At the time, the wife had been suffering for some time from a complication of chronic ailments affecting the heart. During the trip to Atlantic City, the couple became involved in a storm. The rain storm that they encountered was very severe and lasted for two and a half hours. It was unusual and unexpected. Upon arrival in Atlantic City, the deceased became ill and a couple of weeks later she died as a result of aggravation of her heart condition.
Suit was then brought on this policy to recover the benefits for accidental death amounting to $25,000. The matter is before the Court at this time on cross-motions for summary judgment.
There is some testimony — and, of course, so far as the defendant’s motion is concerned the testimony must be viewed most favorably from the plaintiff’s standpoint — that there was a physical injury to her heart. There is other evidence to the contrary. If this were the sole question in the ease there would be a material issue of fact, which would require denial of the motions for summary judgment and necessitate a trial. There is another question here, however, as to which the facts are undisputed, and that is whether any bodily injury, even if it occurred, can be said to be accidental within the meaning of the policy.
The policy insures the person involved against loss “resulting directly and independently of all other causes from accidental bodily injury”. Looking at the testimony from the standpoint most favorable to the deceased, her heart condition became seriously aggravated, and if there was a physical injury to the heart at the time, it was caused as a result of the exposure to the storm, and the worry and emotional upset and stress and strain that accompanied this drive for two and a half hours through the rain storm. The Court is of the opinion that this was not an accident within the proper meaning of that term as used in this policy. It is not a condition of a type that could have been contemplated by a policy of this kind.

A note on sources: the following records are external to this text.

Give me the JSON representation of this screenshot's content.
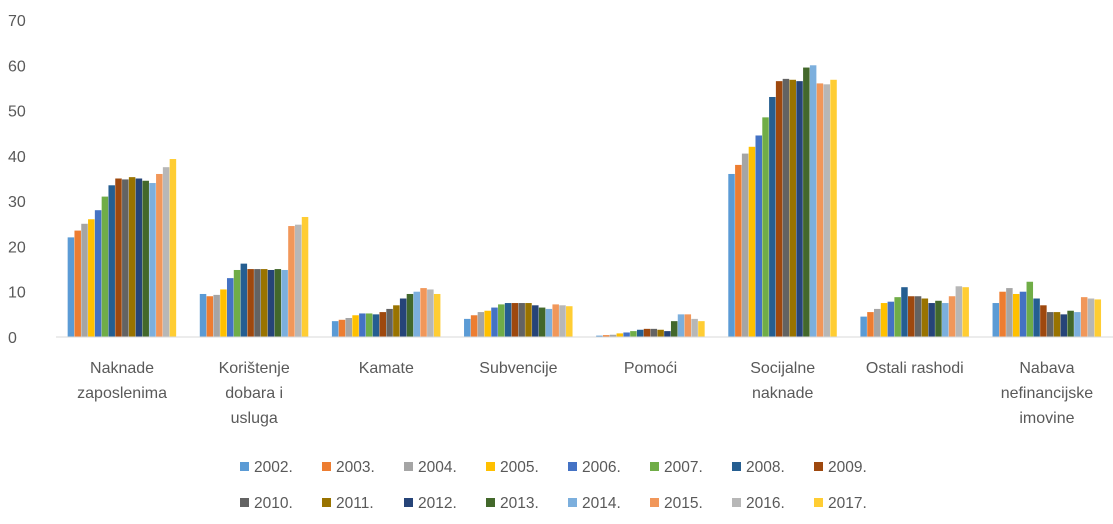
{
  "chart_data": {
    "type": "bar",
    "categories": [
      [
        "Naknade",
        "zaposlenima"
      ],
      [
        "Korištenje",
        "dobara i",
        "usluga"
      ],
      [
        "Kamate"
      ],
      [
        "Subvencije"
      ],
      [
        "Pomoći"
      ],
      [
        "Socijalne",
        "naknade"
      ],
      [
        "Ostali rashodi"
      ],
      [
        "Nabava",
        "nefinancijske",
        "imovine"
      ]
    ],
    "ylim": [
      0,
      70
    ],
    "yticks": [
      "0",
      "10",
      "20",
      "30",
      "40",
      "50",
      "60",
      "70"
    ],
    "grid": false,
    "legend_position": "bottom",
    "series": [
      {
        "name": "2002.",
        "color": "#5b9bd5",
        "values": [
          22.0,
          9.5,
          3.5,
          4.0,
          0.3,
          36.0,
          4.5,
          7.5
        ]
      },
      {
        "name": "2003.",
        "color": "#ed7d31",
        "values": [
          23.5,
          9.0,
          3.8,
          4.8,
          0.4,
          38.0,
          5.5,
          10.0
        ]
      },
      {
        "name": "2004.",
        "color": "#a5a5a5",
        "values": [
          25.0,
          9.3,
          4.2,
          5.5,
          0.5,
          40.5,
          6.2,
          10.8
        ]
      },
      {
        "name": "2005.",
        "color": "#ffc000",
        "values": [
          26.0,
          10.5,
          4.8,
          5.8,
          0.8,
          42.0,
          7.5,
          9.5
        ]
      },
      {
        "name": "2006.",
        "color": "#4472c4",
        "values": [
          28.0,
          13.0,
          5.2,
          6.5,
          1.0,
          44.5,
          7.8,
          10.0
        ]
      },
      {
        "name": "2007.",
        "color": "#70ad47",
        "values": [
          31.0,
          14.8,
          5.2,
          7.2,
          1.3,
          48.5,
          8.8,
          12.2
        ]
      },
      {
        "name": "2008.",
        "color": "#255e91",
        "values": [
          33.5,
          16.2,
          5.0,
          7.5,
          1.6,
          53.0,
          11.0,
          8.5
        ]
      },
      {
        "name": "2009.",
        "color": "#9e480e",
        "values": [
          35.0,
          15.0,
          5.5,
          7.5,
          1.8,
          56.5,
          9.0,
          7.0
        ]
      },
      {
        "name": "2010.",
        "color": "#636363",
        "values": [
          34.8,
          15.0,
          6.2,
          7.5,
          1.8,
          57.0,
          9.0,
          5.5
        ]
      },
      {
        "name": "2011.",
        "color": "#997300",
        "values": [
          35.3,
          15.0,
          7.0,
          7.5,
          1.6,
          56.8,
          8.5,
          5.5
        ]
      },
      {
        "name": "2012.",
        "color": "#264478",
        "values": [
          35.0,
          14.8,
          8.5,
          7.0,
          1.3,
          56.5,
          7.5,
          5.0
        ]
      },
      {
        "name": "2013.",
        "color": "#43682b",
        "values": [
          34.5,
          15.0,
          9.5,
          6.5,
          3.5,
          59.5,
          8.0,
          5.8
        ]
      },
      {
        "name": "2014.",
        "color": "#7cafdd",
        "values": [
          34.0,
          14.8,
          10.0,
          6.2,
          5.0,
          60.0,
          7.5,
          5.5
        ]
      },
      {
        "name": "2015.",
        "color": "#f1975a",
        "values": [
          36.0,
          24.5,
          10.8,
          7.2,
          5.0,
          56.0,
          9.0,
          8.8
        ]
      },
      {
        "name": "2016.",
        "color": "#b7b7b7",
        "values": [
          37.5,
          24.8,
          10.5,
          7.0,
          4.0,
          55.8,
          11.2,
          8.5
        ]
      },
      {
        "name": "2017.",
        "color": "#ffcd33",
        "values": [
          39.3,
          26.5,
          9.5,
          6.8,
          3.5,
          56.8,
          11.0,
          8.3
        ]
      }
    ]
  }
}
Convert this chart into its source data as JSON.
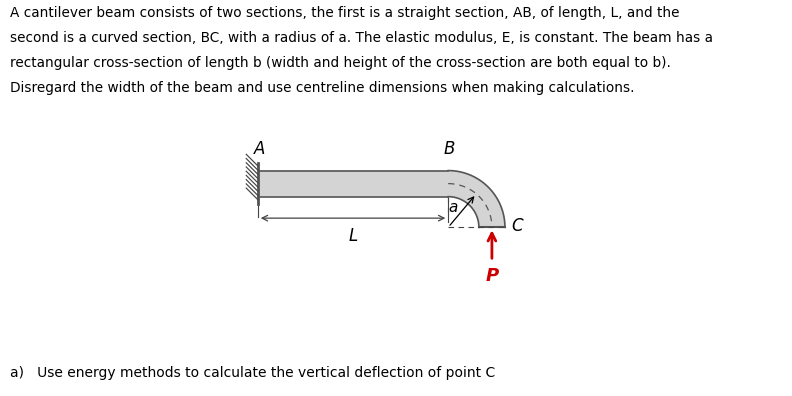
{
  "text_block_lines": [
    "A cantilever beam consists of two sections, the first is a straight section, AB, of length, L, and the",
    "second is a curved section, BC, with a radius of a. The elastic modulus, E, is constant. The beam has a",
    "rectangular cross-section of length b (width and height of the cross-section are both equal to b).",
    "Disregard the width of the beam and use centreline dimensions when making calculations."
  ],
  "question": "a)   Use energy methods to calculate the vertical deflection of point C",
  "bg_color": "#ffffff",
  "beam_fill_color": "#d4d4d4",
  "beam_edge_color": "#555555",
  "hatch_color": "#444444",
  "arrow_color": "#cc0000",
  "dim_line_color": "#444444",
  "label_A": "A",
  "label_B": "B",
  "label_C": "C",
  "label_a": "a",
  "label_L": "L",
  "label_P": "P",
  "beam_x_start": 1.0,
  "beam_x_end": 7.2,
  "beam_top_y": 4.2,
  "beam_bot_y": 3.35,
  "inner_r": 1.0,
  "xlim": [
    0,
    11
  ],
  "ylim": [
    -2.5,
    5.5
  ]
}
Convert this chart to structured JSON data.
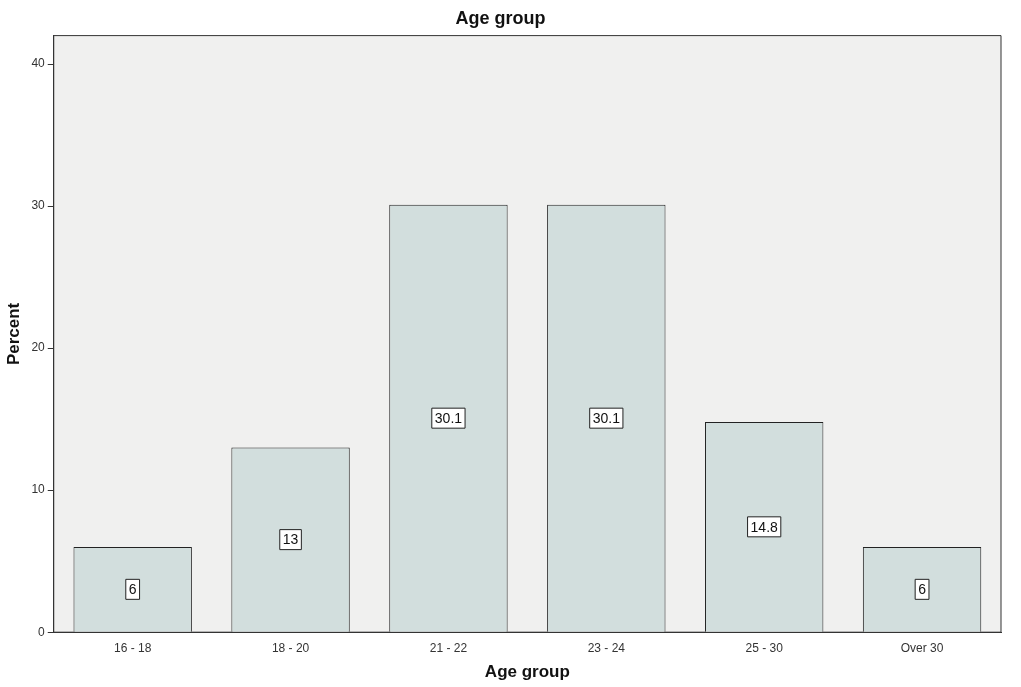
{
  "chart_data": {
    "type": "bar",
    "title": "Age group",
    "xlabel": "Age group",
    "ylabel": "Percent",
    "categories": [
      "16 - 18",
      "18 - 20",
      "21 - 22",
      "23 - 24",
      "25 - 30",
      "Over 30"
    ],
    "values": [
      6,
      13,
      30.1,
      30.1,
      14.8,
      6
    ],
    "color": "#d2dedd",
    "ylim": [
      0,
      42
    ],
    "yticks": [
      0,
      10,
      20,
      30,
      40
    ],
    "grid": false,
    "legend": false,
    "data_labels": true
  }
}
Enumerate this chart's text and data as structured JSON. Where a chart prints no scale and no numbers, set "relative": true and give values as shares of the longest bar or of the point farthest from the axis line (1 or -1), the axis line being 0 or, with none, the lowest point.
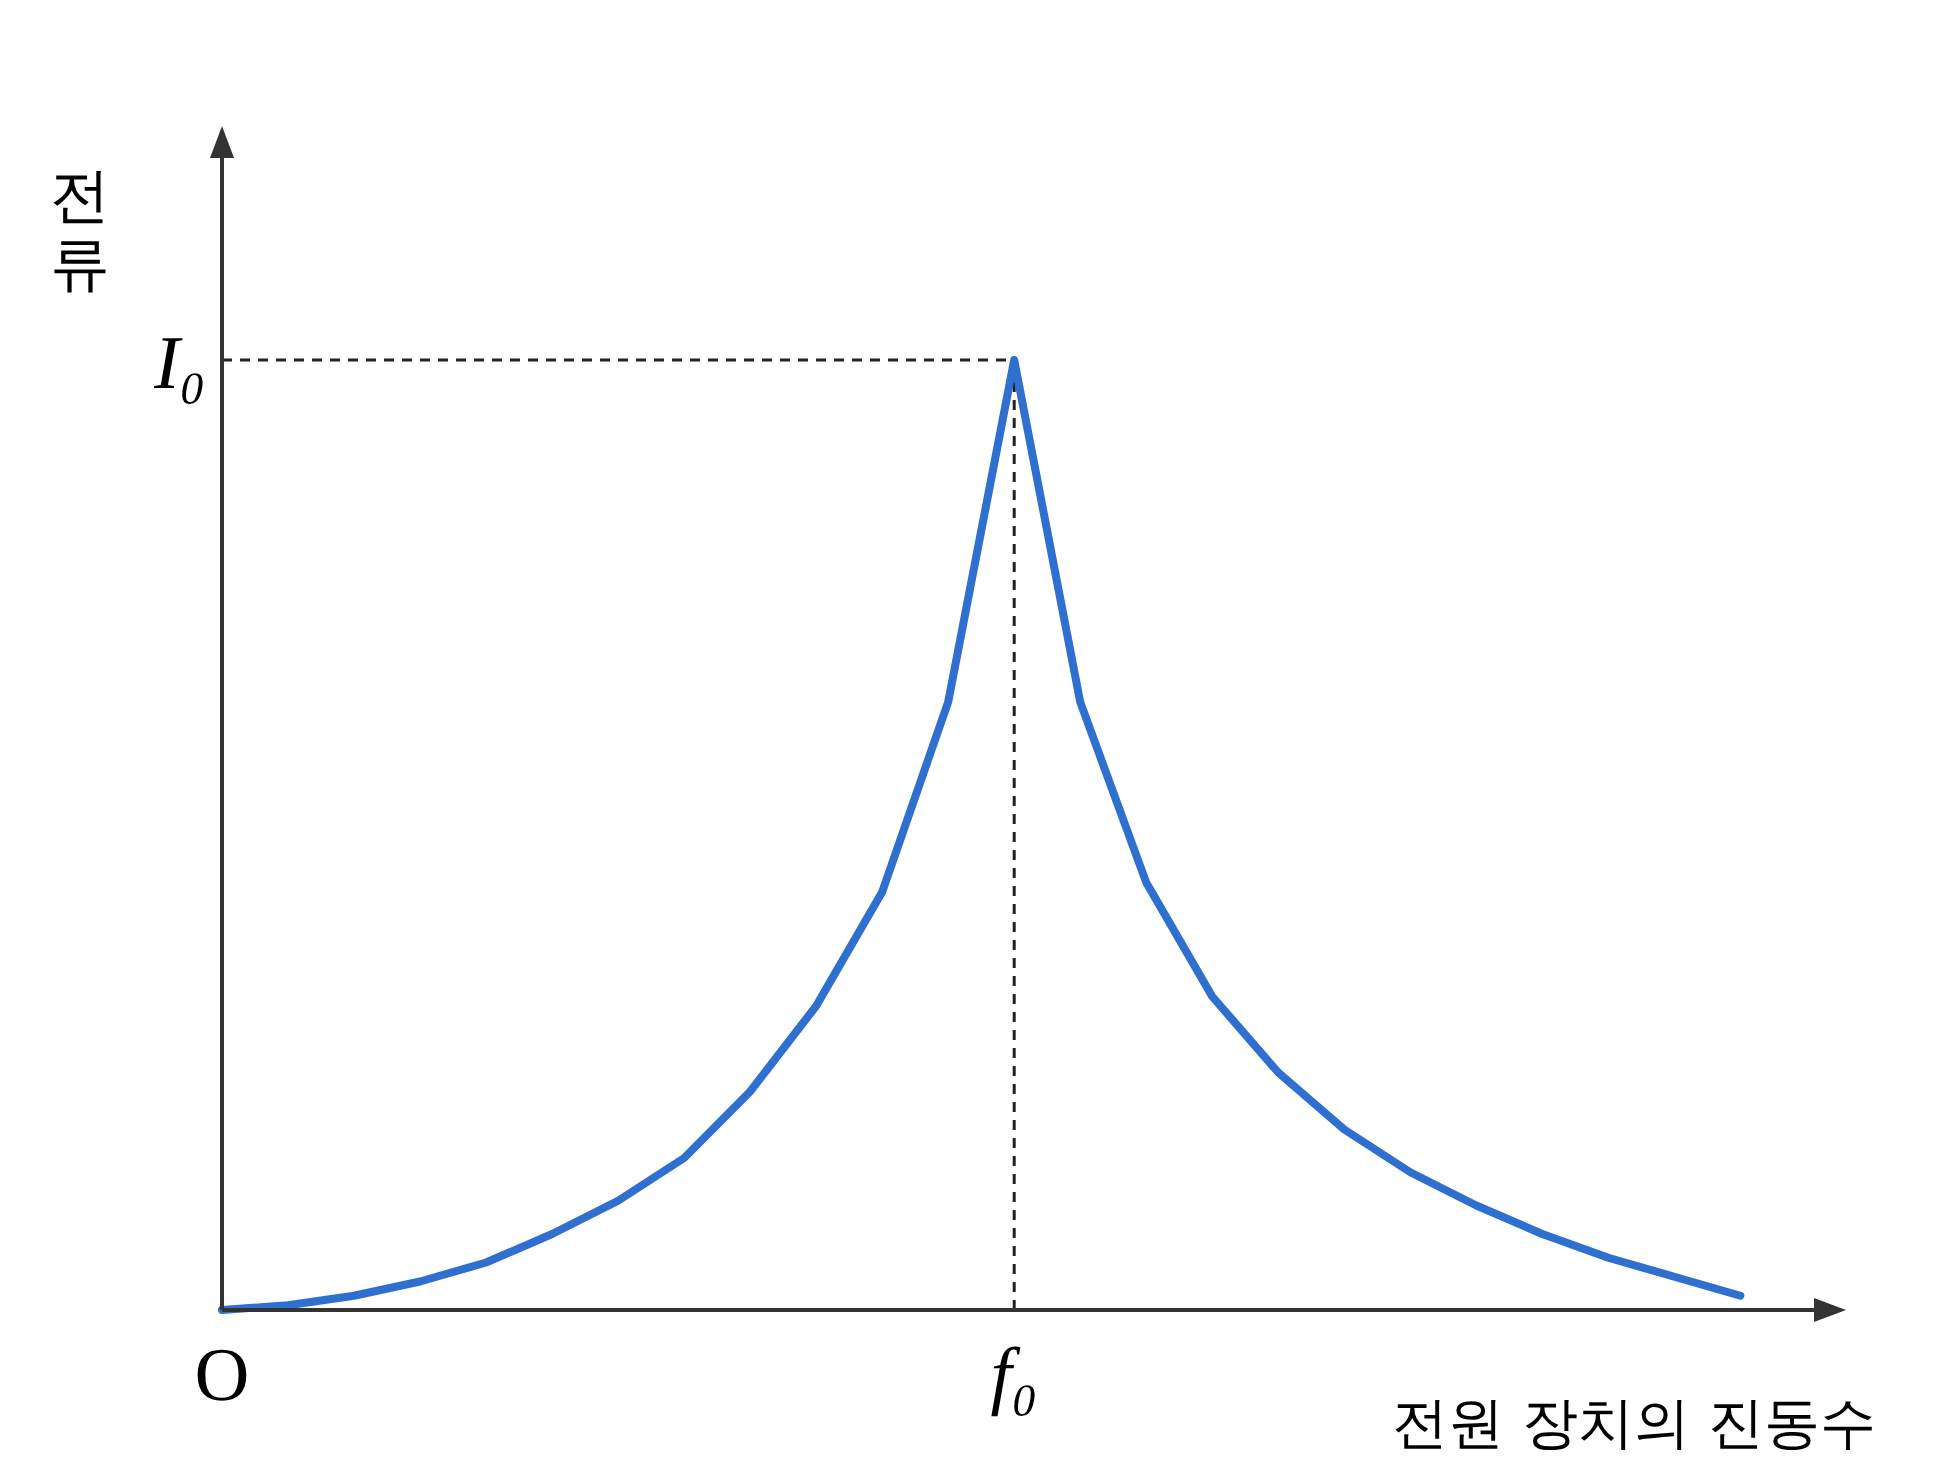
{
  "chart_data": {
    "type": "line",
    "relative": true,
    "xlabel": "전원 장치의 진동수",
    "ylabel": "전류",
    "categories": [
      "O",
      null,
      null,
      null,
      null,
      null,
      null,
      null,
      null,
      null,
      null,
      null,
      "f₀",
      null,
      null,
      null,
      null,
      null,
      null,
      null,
      null,
      null,
      null,
      null
    ],
    "series": [
      {
        "color": "#2f6fd0",
        "values": [
          0,
          0.005,
          0.015,
          0.03,
          0.05,
          0.08,
          0.115,
          0.16,
          0.23,
          0.32,
          0.44,
          0.64,
          1,
          0.64,
          0.45,
          0.33,
          0.25,
          0.19,
          0.145,
          0.11,
          0.08,
          0.055,
          0.035,
          0.015
        ]
      }
    ],
    "ref_lines": [
      {
        "axis": "y",
        "value": 1,
        "label": "I₀",
        "line_style": "dashed"
      },
      {
        "axis": "x",
        "value": "f₀",
        "label": null,
        "line_style": "dashed"
      }
    ],
    "grid": false,
    "legend": false,
    "marker": "none",
    "line_style": "solid"
  }
}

The Court is not unmindful of the fact that an insurance policy should be construed most favorably to the insured and against the insurance company, because the policy is drawn by the company. Nevertheless, the Court is unable to see, by any stretch of the imagination, how an injury acquired in the manner in which this injury occurred can be said to be accidental or resulting from an accident.
The Court is further of the opinion that the decision of the United States Court of Appeals in Shulman v. Mutual Benefit Health & Accident Association, 105 U.S.App.D.C. 350, 267 F.2d 627, sustains and in fact necessitates the view that this Court is now taking of this controversy.
An illuminating light is cast upon this question by the Supreme Court in Landress v. Phoenix Ins. Co., 291 U.S. 491, 54 S.Ct. 461, 78 L.Ed. 934, in which it was held that a sunstroke sustained by a golf player on the golf links does not *49constitute an accidental injury within the meaning of an accident insurance policy.
These considerations make it unnecessary to discuss the other points raised by counsel.
Accordingly, defendant’s motion for summary judgment is granted and the plaintiffs’ motion denied.